بَلْ هُم مِّنْهَا عَمِونَ “Hatta onlar ahiretten yana kördürler.”Basiretleri köreldiğinden, ahiretin delillerine karşı kördürler, onu idrak edemezler.Nazara verilen bu mana, müşriklere has kılındığında bu şekildedir. Çünkü onlar da “göklerde ve yerde bulunanlara” dâhildirler. Bazılarına ait olan fiil, hepsine nisbet edilebildiği gibi, burada da müşriklerin gaybı bilemeyişi bu şekilde nazara verilmiştir. Devamında gelen üç cümle ve bu cümlelerde ifade edilen “doğrusu onlar şöyledir… Hatta böyledir… Yok yok hatta böyledir” denilmesi, onların hâllerini kademeli bir şekilde aşağıya doğru çekmektir.[4>
Denildi ki: Birinci cümle şu anlamı ifade eder: “Onların ahiretle ilgili bilgisi son buldu, bir işe yaramadı.”Veya “Onlara ahiretle ilgili ardı ardına bilgiler geldi, muhkemleşti.”
[1>Ayetin zâhirinden her muzdarın duasına icabet edildiği anlaşılabilir. “İcabet etmek, kabul etmekten ayrı bir durumdur. Her muzdara icabet vardır, ama bu, duasının aynen kabul edilmesi demek değildir. Âdeta her dua Allaha bir dilekçedir, her dilekçeye cevap vardır. Ama dilekçede isteneni vermemenin de bir cevap olduğu unutulmamalıdır” denildiğinde bir problem kalmaz.

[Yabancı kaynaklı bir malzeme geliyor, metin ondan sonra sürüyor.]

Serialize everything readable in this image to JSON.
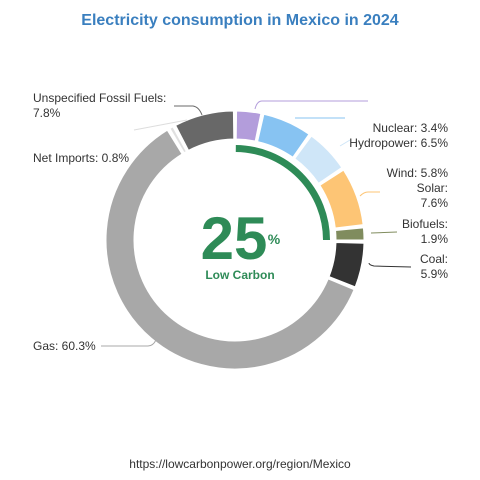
{
  "title": "Electricity consumption in Mexico in 2024",
  "center": {
    "value": "25",
    "unit": "%",
    "label": "Low Carbon"
  },
  "source_text": "https://lowcarbonpower.org/region/Mexico",
  "colors": {
    "title": "#3a7fbf",
    "low_carbon": "#2e8b57",
    "label_text": "#333333"
  },
  "chart_data": {
    "type": "pie",
    "variant": "donut",
    "title": "Electricity consumption in Mexico in 2024",
    "slices": [
      {
        "name": "Nuclear",
        "value": 3.4,
        "color": "#b39ddb"
      },
      {
        "name": "Hydropower",
        "value": 6.5,
        "color": "#87c3f2"
      },
      {
        "name": "Wind",
        "value": 5.8,
        "color": "#cfe6f8"
      },
      {
        "name": "Solar",
        "value": 7.6,
        "color": "#fdc575"
      },
      {
        "name": "Biofuels",
        "value": 1.9,
        "color": "#808c5e"
      },
      {
        "name": "Coal",
        "value": 5.9,
        "color": "#333333"
      },
      {
        "name": "Gas",
        "value": 60.3,
        "color": "#a8a8a8"
      },
      {
        "name": "Net Imports",
        "value": 0.8,
        "color": "#e0e0e0"
      },
      {
        "name": "Unspecified Fossil Fuels",
        "value": 7.8,
        "color": "#686868"
      }
    ],
    "labels": [
      {
        "key": "nuclear",
        "lines": [
          "Nuclear: 3.4%"
        ]
      },
      {
        "key": "hydropower",
        "lines": [
          "Hydropower: 6.5%"
        ]
      },
      {
        "key": "wind",
        "lines": [
          "Wind: 5.8%"
        ]
      },
      {
        "key": "solar",
        "lines": [
          "Solar:",
          "7.6%"
        ]
      },
      {
        "key": "biofuels",
        "lines": [
          "Biofuels:",
          "1.9%"
        ]
      },
      {
        "key": "coal",
        "lines": [
          "Coal:",
          "5.9%"
        ]
      },
      {
        "key": "gas",
        "lines": [
          "Gas: 60.3%"
        ]
      },
      {
        "key": "net-imports",
        "lines": [
          "Net Imports: 0.8%"
        ]
      },
      {
        "key": "unspecified-fossil-fuels",
        "lines": [
          "Unspecified Fossil Fuels:",
          "7.8%"
        ]
      }
    ],
    "low_carbon_share": 25
  }
}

Ancak Beydavî, böyle bir suale meydan vermemek için “el-muzdar” kelimesindeki elif-lamın istiğrak için olmayıp cins için olduğunu söylemiştir. Mesela “arayan bulur” dediğimizde mutlaka her arayanın aradığını bulması lâzım gelmez. Bundan anlaşılması gereken, bulanların arayanlar olmasıdır. Dolayısıyla “madem arayan bulur, öyleyse falanca kimse aradığı hâlde neden bulmadı?” denilmez. Bu cümleden, bulmak için aramak lâzım geldiğini anlamak yeterlidir.
[2> Yani, insan bu karanlıklara ya karada veya denizde iken muhatap olur.
[3> Yani gökler ve yerde olanların hiç biri gaybı bilemez. Ancak, Allah gaybı bilir.
[4> Çünkü önce ahiret hakkında kendilerine yeterli bilginin aslında geldiği nazara verildi. Peşinde, onların bu konuda şek içinde oldukları anlatıldı. Sonrasında ise, ahirete karşı kör gibi hareket edip, onun delillerini idrak edemedikleri bildirildi.